J. Gresham Machen, in his Notes on Galatians, draws out a careful application of the principle argument of Galatians to the church today when he wrote:
The particular form of merit which they induced men to seek was the mertit of keeping the Law of Moses, particularly the cermonial law. At first sight, that fact might seem to destroy the usefulness of the epistle for the present day; for we of today are in no danger in desiring to keep Jewish fasts and feasts. But a little consideration will show that that is not at all the case. The really essential thing about the Judaizers’ contention was not found in those particular “works of the law” that they urged upon the Galatians as being one of the grounds of salvation, but in the fact that the urged any works at all. The really serious error into which they fell was not that they carried the ceremonial law over into the new dispensation, whither God did not intend it to be carried, but that they preached a religion of human merit as over against a religion of divine grace.

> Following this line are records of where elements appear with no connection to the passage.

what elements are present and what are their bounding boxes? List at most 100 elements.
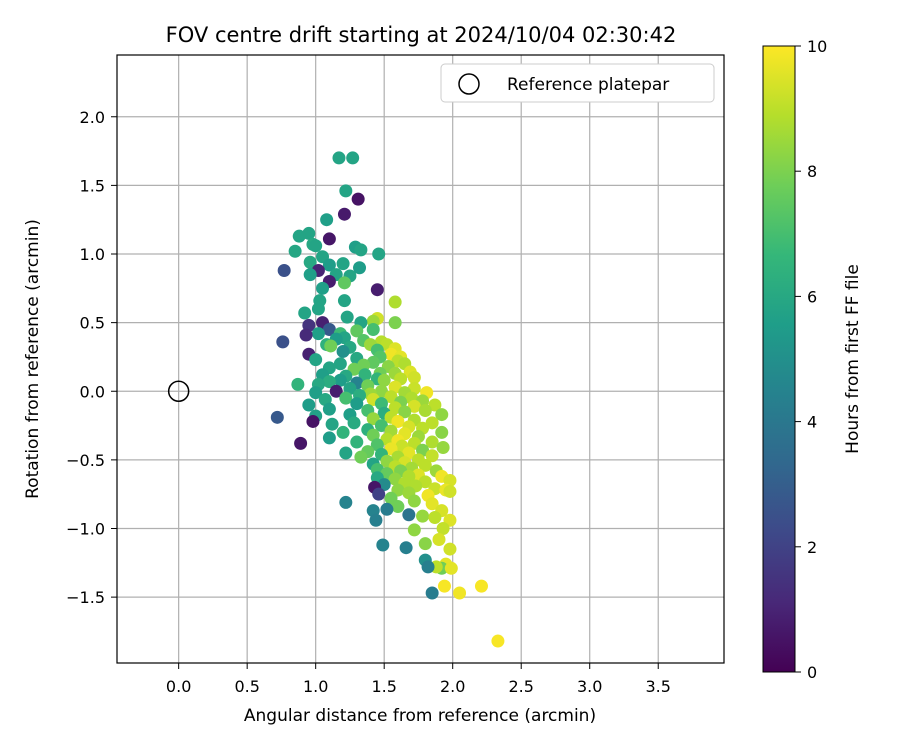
data-point bbox=[443, 542, 457, 556]
legend-marker-reference bbox=[458, 73, 480, 95]
data-point bbox=[391, 500, 405, 514]
data-point bbox=[370, 283, 384, 297]
data-point bbox=[354, 450, 368, 464]
data-point bbox=[336, 344, 350, 358]
reference-platepar-marker bbox=[167, 380, 190, 403]
plot-frame bbox=[116, 54, 725, 664]
data-point bbox=[350, 324, 364, 338]
colorbar-tick-label: 10 bbox=[807, 37, 827, 56]
data-point bbox=[350, 435, 364, 449]
data-point bbox=[353, 261, 367, 275]
data-point bbox=[372, 487, 386, 501]
colorbar-tick-label: 0 bbox=[807, 663, 817, 682]
colorbar-tick-label: 6 bbox=[807, 287, 817, 306]
data-point bbox=[435, 425, 449, 439]
data-point bbox=[298, 306, 312, 320]
y-tick-label: 2.0 bbox=[80, 108, 105, 127]
data-point bbox=[380, 502, 394, 516]
data-point bbox=[443, 484, 457, 498]
data-point bbox=[303, 268, 317, 282]
data-point bbox=[322, 232, 336, 246]
data-point bbox=[337, 276, 351, 290]
data-point bbox=[369, 513, 383, 527]
data-point bbox=[358, 368, 372, 382]
data-point bbox=[432, 532, 446, 546]
x-tick-label: 0.0 bbox=[166, 677, 191, 696]
data-point bbox=[339, 184, 353, 198]
data-point bbox=[425, 435, 439, 449]
x-axis-label: Angular distance from reference (arcmin) bbox=[244, 706, 596, 726]
data-point bbox=[377, 373, 391, 387]
data-point bbox=[435, 408, 449, 422]
data-point bbox=[428, 511, 442, 525]
data-point bbox=[425, 586, 439, 600]
legend-box bbox=[440, 63, 715, 103]
y-tick-label: 1.0 bbox=[80, 245, 105, 264]
data-point bbox=[398, 405, 412, 419]
data-point bbox=[374, 384, 388, 398]
data-point bbox=[270, 410, 284, 424]
data-point bbox=[337, 207, 351, 221]
data-point bbox=[388, 295, 402, 309]
y-tick-label: −0.5 bbox=[66, 451, 105, 470]
x-tick-label: 0.5 bbox=[234, 677, 259, 696]
data-point bbox=[303, 255, 317, 269]
data-point bbox=[333, 357, 347, 371]
data-point bbox=[436, 441, 450, 455]
data-point bbox=[491, 634, 505, 648]
data-point bbox=[311, 302, 325, 316]
x-tick-label: 1.5 bbox=[371, 677, 396, 696]
data-point bbox=[277, 263, 291, 277]
data-point bbox=[437, 579, 451, 593]
data-point bbox=[339, 495, 353, 509]
colorbar-label: Hours from first FF file bbox=[843, 264, 863, 454]
data-point bbox=[322, 375, 336, 389]
data-point bbox=[339, 446, 353, 460]
data-point bbox=[322, 431, 336, 445]
data-point bbox=[421, 560, 435, 574]
data-point bbox=[474, 579, 488, 593]
data-point bbox=[354, 243, 368, 257]
data-point bbox=[366, 322, 380, 336]
colorbar-tick-label: 2 bbox=[807, 538, 817, 557]
data-points bbox=[270, 151, 505, 648]
data-point bbox=[332, 151, 346, 165]
data-point bbox=[418, 458, 432, 472]
data-point bbox=[425, 416, 439, 430]
y-tick-label: −1.0 bbox=[66, 519, 105, 538]
data-point bbox=[399, 541, 413, 555]
data-point bbox=[322, 258, 336, 272]
data-point bbox=[347, 416, 361, 430]
y-tick-label: 0.0 bbox=[80, 382, 105, 401]
data-point bbox=[325, 417, 339, 431]
reference-marker-layer bbox=[167, 380, 190, 403]
data-point bbox=[322, 402, 336, 416]
data-point bbox=[391, 414, 405, 428]
data-point bbox=[276, 335, 290, 349]
y-axis-label: Rotation from reference (arcmin) bbox=[23, 219, 43, 499]
data-point bbox=[324, 339, 338, 353]
data-point bbox=[346, 151, 360, 165]
x-tick-label: 2.5 bbox=[508, 677, 533, 696]
data-point bbox=[306, 414, 320, 428]
data-point bbox=[316, 281, 330, 295]
legend: Reference platepar bbox=[440, 63, 715, 103]
data-point bbox=[336, 425, 350, 439]
data-point bbox=[322, 322, 336, 336]
data-point bbox=[376, 538, 390, 552]
data-point bbox=[340, 310, 354, 324]
x-tick-label: 1.0 bbox=[303, 677, 328, 696]
data-point bbox=[425, 497, 439, 511]
data-point bbox=[302, 398, 316, 412]
colorbar-tick-label: 4 bbox=[807, 413, 817, 432]
data-point bbox=[309, 239, 323, 253]
x-axis-ticks: 0.0 0.5 1.0 1.5 2.0 2.5 3.0 3.5 bbox=[166, 663, 671, 696]
data-point bbox=[418, 537, 432, 551]
y-tick-label: 0.5 bbox=[80, 314, 105, 333]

So the error of the Judaizers is a very modern error indeed, as well as a very ancient error. It is found in the modern church wherever men seek salvation by “surrender” instead of by faith, or by their own character instead of by the imputed righteousness of Christ, or by “making Christ master in the life” instead of by trusting in His redeeming blood. In particular, it is found wherever men say that “the real essentials” of Christianity are love, justice, mercy, and other virtues, as contrasted with the great doctrines of God’s word. These are all just different ways of exalting the merit of man over against the cross of Christ; they are all of them attacks upon the very heart and core of the Christian religion. And, against all of them the mighty polemic of this epistle to the Galatians is turned.